No fim, ele apenas se levantou e se afastou em silêncio, sem olhar para trás.
E enquanto caminhava para fora daquele local, não pôde evitar pensar que, talvez, Glomme estivesse certo em não confiar nele.
No centro da biblioteca, seus passos suaves ecoando no chão polido. O ambiente era vasto, com altas prateleiras que se estendiam até o teto abobadado, cujas vigas de madeira escura estavam adornadas por velas encantadas, que flutuavam preguiçosamente no ar, lançando uma luz amarelada e quente sobre as estantes cheias de livros. O aroma de páginas antigas e poeira pairava, criando uma atmosfera única, como se os segredos daquelas paredes soubessem mais do que qualquer pessoa.
Ele avistou Naala encostada em uma das grandes mesas de leitura, de costas para ele. Seus cabelos escuros, soltos, caíam sobre seus ombros, e ela mexia nas pilhas de livros com um olhar visivelmente frustrado. A forma como ela resmungava baixinho enquanto organizava os volumes revelava claramente seu desagrado. O ritmo de seus movimentos era apressado, mas, ao mesmo tempo, delicado, como se tentasse manter o controle da situação, mas não conseguisse.
Tiruli se aproximou com cautela, sem querer interromper de repente. Ele pigarreou para chamar sua atenção, o som da sua garganta quebrando o silêncio.
— Ele não quis conversar comigo — anunciou com um suspiro profundo, aproximando-se mais.
Naala ergueu os olhos para ele, cruzando os braços, e seus lábios se curvaram em uma expressão cética.
— Claro que não quis — bufou, balançando a cabeça com um leve sorriso irritado. — Glomme está aqui há dias, lendo e procurando algo que não faz o menor sentido. Ele está convencido de que vai resolver um mistério, como se isso fosse a chave para derrotar alguma coisa. Eu não aguento mais ver aquele lugar sendo destruído pelo... por aquele porco! E sabe o que é pior? A moça da recepção não liga mais. Ela até tentou impedir no começo, mas depois que ele começou a ler, não parou mais.
Tiruli, encostado em uma das mesas centrais da biblioteca, observando Naala. Se afastou da mesa devagar, como quem respeita o território alheio, e se aproximou com um leve sorriso enviesado, típico de quem sabe mais do que deixa transparecer.
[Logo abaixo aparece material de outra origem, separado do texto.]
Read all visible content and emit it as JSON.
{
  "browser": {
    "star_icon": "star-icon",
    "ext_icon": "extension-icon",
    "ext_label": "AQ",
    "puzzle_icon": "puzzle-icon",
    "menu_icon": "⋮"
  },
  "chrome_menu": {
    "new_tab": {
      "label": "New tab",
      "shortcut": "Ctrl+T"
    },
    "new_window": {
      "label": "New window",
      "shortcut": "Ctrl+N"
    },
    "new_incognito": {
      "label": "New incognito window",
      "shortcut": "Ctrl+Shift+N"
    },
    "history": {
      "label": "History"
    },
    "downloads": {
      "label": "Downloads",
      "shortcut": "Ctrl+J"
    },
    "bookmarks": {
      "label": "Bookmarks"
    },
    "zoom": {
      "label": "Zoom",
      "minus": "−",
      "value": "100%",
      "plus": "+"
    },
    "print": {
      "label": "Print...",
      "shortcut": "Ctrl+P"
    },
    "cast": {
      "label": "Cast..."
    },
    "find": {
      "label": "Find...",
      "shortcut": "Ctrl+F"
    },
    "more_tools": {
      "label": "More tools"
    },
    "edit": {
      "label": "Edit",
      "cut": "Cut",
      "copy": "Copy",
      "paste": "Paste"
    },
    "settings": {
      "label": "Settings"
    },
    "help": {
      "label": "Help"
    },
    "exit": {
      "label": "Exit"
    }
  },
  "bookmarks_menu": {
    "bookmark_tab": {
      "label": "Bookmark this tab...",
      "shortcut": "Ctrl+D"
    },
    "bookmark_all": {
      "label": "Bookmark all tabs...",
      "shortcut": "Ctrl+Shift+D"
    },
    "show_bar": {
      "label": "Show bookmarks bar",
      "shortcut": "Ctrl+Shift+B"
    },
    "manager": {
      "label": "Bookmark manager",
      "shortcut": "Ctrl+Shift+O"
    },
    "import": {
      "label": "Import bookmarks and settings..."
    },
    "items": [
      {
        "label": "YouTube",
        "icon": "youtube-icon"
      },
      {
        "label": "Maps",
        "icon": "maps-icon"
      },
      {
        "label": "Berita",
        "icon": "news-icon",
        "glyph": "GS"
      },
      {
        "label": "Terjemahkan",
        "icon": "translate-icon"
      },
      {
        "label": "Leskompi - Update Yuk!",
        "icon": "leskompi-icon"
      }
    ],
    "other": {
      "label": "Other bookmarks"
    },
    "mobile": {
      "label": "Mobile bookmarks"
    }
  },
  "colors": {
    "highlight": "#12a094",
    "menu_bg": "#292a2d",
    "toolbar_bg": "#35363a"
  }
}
Disse para ela, com uma voz baixa e controlada, que achava tudo aquilo fascinante. A fixação de Glomme, a maneira como ele parecia mergulhado em alguma missão pessoal, como se fosse movido por algo maior do que todos ali. Tiruli confessou, com uma honestidade rarefeita, que não apenas queria entender o mistério — ele queria se aproximar de Glomme. Queria ser seu amigo dele. Havia uma melancolia no garoto verde, uma dor velada, que ecoava nele de um jeito incômodo.
Naala não disfarçou a descrença. Respondeu de forma seca, quase cínica. Para ela, não era sobre empatia ou amizade. Era sobre rotina. Sobre ter seu território invadido por uma obsessão que espalhava desorganização como praga. Ela cuidava daquela biblioteca como se fosse uma extensão de sua mente — e Glomme, com seus cadernos rasgados, anotações enigmáticas e livros largados em qualquer canto, era a desordem em forma humana. Se dependesse dela, ele já teria sido arrastado dali há muito tempo. Não por desprezo, mas por pura sobrevivência.
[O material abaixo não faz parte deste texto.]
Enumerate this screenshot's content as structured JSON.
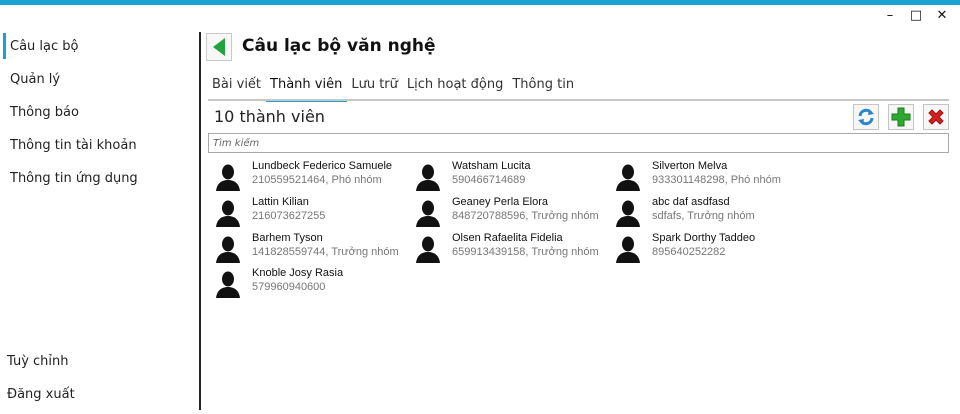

Tiruli riu, uma risada discreta, mas genuína. Achava o pragmatismo de Naala quase divertido. Admirava o modo direto com que ela falava, como se cada palavra fosse calculada para não desperdiçar tempo. Disse que gostava disso nela — da clareza, da firmeza, da mente afiada. Comentou que talvez, juntos, pudessem resolver aquilo. Se ela o ajudasse a decifrar os padrões de Glomme — as horas em que ele mergulhava nas leituras, os tipos de livros que escolhia, os rabiscos nos papéis — talvez pudessem descobrir o que ele tanto procurava. E talvez, assim, ajudá-lo a sair daquele estado de clausura voluntária.
Naala o fitou com olhos semicerrados, avaliando a proposta. Havia algo em Tiruli que desarmava sua impaciência — talvez fosse a serenidade, ou talvez fosse o fato de que ele parecia genuinamente disposto a entender, e não apenas resolver. Ela cruzou os braços, num gesto automático, e perguntou o que ganhava com isso. Sua voz tinha o tom de quem lida com contratos, não com amizades.
Ele foi direto. Disse que, se tivessem sucesso, Glomme deixaria a biblioteca. O espaço voltaria ao normal. A harmonia voltaria às estantes. Não havia promessas vazias, nem bajulações — só lógica. E, curiosamente, isso a convenceu.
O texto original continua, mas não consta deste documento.